Now knee-deep into editing the first draft of my second book, which makes up roughly 80% of my PhD, I’ve also managed to squeeze in time to read a decent number of novels in the year since The 392 has been released. Admittedly, I still have a quite a few proofs to wade through, and my self-bought TBR pile is precariously Jenga-like on my bedside. But below are just ten of the books I have read and enjoyed in the last year or so.

Undoubtedly, my choices are shaped by my own stylistic intentions for my new novel; works that are lyrical, that experiment with the aesthetics of how words look on the page, works that play around with the poetry of prose at sentence level.

With this mind, and apologies at the ready for any great books I haven’t yet read and therefore not named, here are ten novels in no particular order I’ve loved in the last year:

On Earth We Are Briefly Gorgeous
Ocean Vuong

The writing in this novel is sensory and stunning. Vuong’s sentencing is poignant and poetic and lyrical, oozing beauty from the very first page.

That Reminds Me
Derek Owusu
Lusciously lyrical. The succinct sections of this beautiful little book allow the reader to palpably experience the story of protagonist K in his darkest days with the sharpest of lines.

Lanny
Max Porter
Highly inventive and majestically musical, Porter captures the symphonies of childhood in a poetic work that challenges the hybridity of the novel form in a book that sings to you throughout.

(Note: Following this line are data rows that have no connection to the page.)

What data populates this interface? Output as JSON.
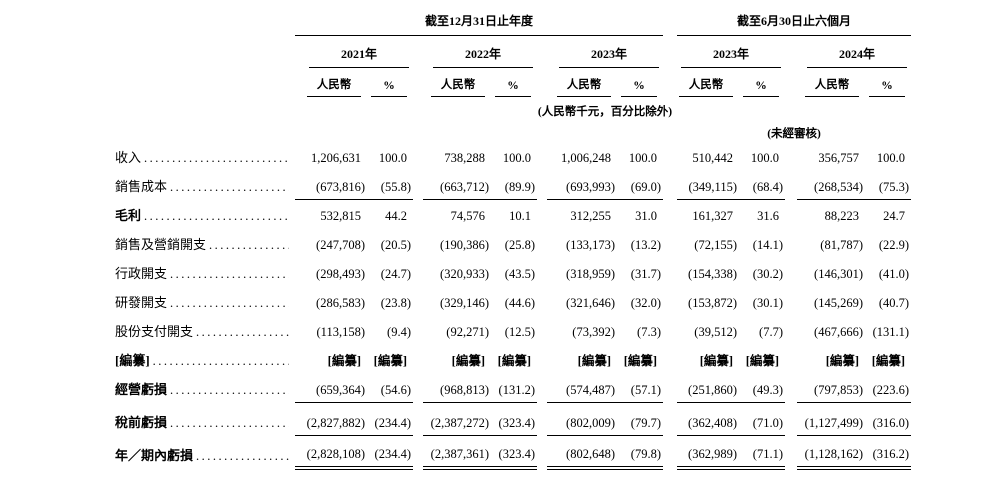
{
  "page": {
    "background": "#ffffff",
    "text_color": "#000000"
  },
  "header": {
    "annual": {
      "title": "截至12月31日止年度",
      "years": [
        "2021年",
        "2022年",
        "2023年"
      ]
    },
    "interim": {
      "title": "截至6月30日止六個月",
      "years": [
        "2023年",
        "2024年"
      ]
    },
    "currency_label": "人民幣",
    "percent_label": "%",
    "unit_note": "(人民幣千元，百分比除外)",
    "unaudited_note": "(未經審核)"
  },
  "table": {
    "rows": [
      {
        "label": "收入",
        "label_bold": false,
        "values_bold": false,
        "rule": "none",
        "spacer_before": false,
        "values": [
          "1,206,631",
          "100.0",
          "738,288",
          "100.0",
          "1,006,248",
          "100.0",
          "510,442",
          "100.0",
          "356,757",
          "100.0"
        ]
      },
      {
        "label": "銷售成本",
        "label_bold": false,
        "values_bold": false,
        "rule": "single",
        "spacer_before": false,
        "values": [
          "(673,816)",
          "(55.8)",
          "(663,712)",
          "(89.9)",
          "(693,993)",
          "(69.0)",
          "(349,115)",
          "(68.4)",
          "(268,534)",
          "(75.3)"
        ]
      },
      {
        "label": "毛利",
        "label_bold": true,
        "values_bold": false,
        "rule": "none",
        "spacer_before": false,
        "values": [
          "532,815",
          "44.2",
          "74,576",
          "10.1",
          "312,255",
          "31.0",
          "161,327",
          "31.6",
          "88,223",
          "24.7"
        ]
      },
      {
        "label": "銷售及營銷開支",
        "label_bold": false,
        "values_bold": false,
        "rule": "none",
        "spacer_before": false,
        "values": [
          "(247,708)",
          "(20.5)",
          "(190,386)",
          "(25.8)",
          "(133,173)",
          "(13.2)",
          "(72,155)",
          "(14.1)",
          "(81,787)",
          "(22.9)"
        ]
      },
      {
        "label": "行政開支",
        "label_bold": false,
        "values_bold": false,
        "rule": "none",
        "spacer_before": false,
        "values": [
          "(298,493)",
          "(24.7)",
          "(320,933)",
          "(43.5)",
          "(318,959)",
          "(31.7)",
          "(154,338)",
          "(30.2)",
          "(146,301)",
          "(41.0)"
        ]
      },
      {
        "label": "研發開支",
        "label_bold": false,
        "values_bold": false,
        "rule": "none",
        "spacer_before": false,
        "values": [
          "(286,583)",
          "(23.8)",
          "(329,146)",
          "(44.6)",
          "(321,646)",
          "(32.0)",
          "(153,872)",
          "(30.1)",
          "(145,269)",
          "(40.7)"
        ]
      },
      {
        "label": "股份支付開支",
        "label_bold": false,
        "values_bold": false,
        "rule": "none",
        "spacer_before": false,
        "values": [
          "(113,158)",
          "(9.4)",
          "(92,271)",
          "(12.5)",
          "(73,392)",
          "(7.3)",
          "(39,512)",
          "(7.7)",
          "(467,666)",
          "(131.1)"
        ]
      },
      {
        "label": "[編纂]",
        "label_bold": true,
        "values_bold": true,
        "rule": "none",
        "spacer_before": false,
        "values": [
          "[編纂]",
          "[編纂]",
          "[編纂]",
          "[編纂]",
          "[編纂]",
          "[編纂]",
          "[編纂]",
          "[編纂]",
          "[編纂]",
          "[編纂]"
        ]
      },
      {
        "label": "經營虧損",
        "label_bold": true,
        "values_bold": false,
        "rule": "single",
        "spacer_before": false,
        "values": [
          "(659,364)",
          "(54.6)",
          "(968,813)",
          "(131.2)",
          "(574,487)",
          "(57.1)",
          "(251,860)",
          "(49.3)",
          "(797,853)",
          "(223.6)"
        ]
      },
      {
        "label": "稅前虧損",
        "label_bold": true,
        "values_bold": false,
        "rule": "single",
        "spacer_before": true,
        "values": [
          "(2,827,882)",
          "(234.4)",
          "(2,387,272)",
          "(323.4)",
          "(802,009)",
          "(79.7)",
          "(362,408)",
          "(71.0)",
          "(1,127,499)",
          "(316.0)"
        ]
      },
      {
        "label": "年／期內虧損",
        "label_bold": true,
        "values_bold": false,
        "rule": "double",
        "spacer_before": true,
        "values": [
          "(2,828,108)",
          "(234.4)",
          "(2,387,361)",
          "(323.4)",
          "(802,648)",
          "(79.8)",
          "(362,989)",
          "(71.1)",
          "(1,128,162)",
          "(316.2)"
        ]
      }
    ]
  }
}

Grief is the Thing with Feathers
Max Porter
This super tight, brilliantly expressionistic novel is a life-affirming tale of love, despair and recovery. The writing is stunning, peppered with dynamic verbs and compound adjectives to dictate the pace from the off.

Sissy
Ben Borek
Poetry meets prose in this hyper-original exhilarating journey of a novel. The lines are comedic and musical and playfully problematic.

Queenie
Candice Carty-Williams
A deservingly seminal text. Queenie’s struggles with love and mental health are resoundingly relatable in the current climate and are skillfully addressed in this romp of a book. Unputdownable. 

Stubborn Archivist
Yara Rodriquez Fowler
Vivid and melodic. Written with such vibrancy and pace, the originality of how the story unfolds on the page illuminates the theme of identity expertly.

Your Fault
Andrew Cowan
This inventive novel, told entirely in the second person, quietly captures the memory of childhood with a delicate subtlety that makes every line lift off the page.

Convenience Store Woman
Sayaka Murata
Strangely comic yet beautifully tender. The writing in this quirky little novel manages to capture the profound vulnerability of the central character’s struggle to conform to societal expectations with both humour and sensitivity.

What Red Was
Rosie Price
Profoundly vivid writing, the difficult themes of this book are masterfully explored and fearlessly described.

Happy 1st Publication Birthday to The 392!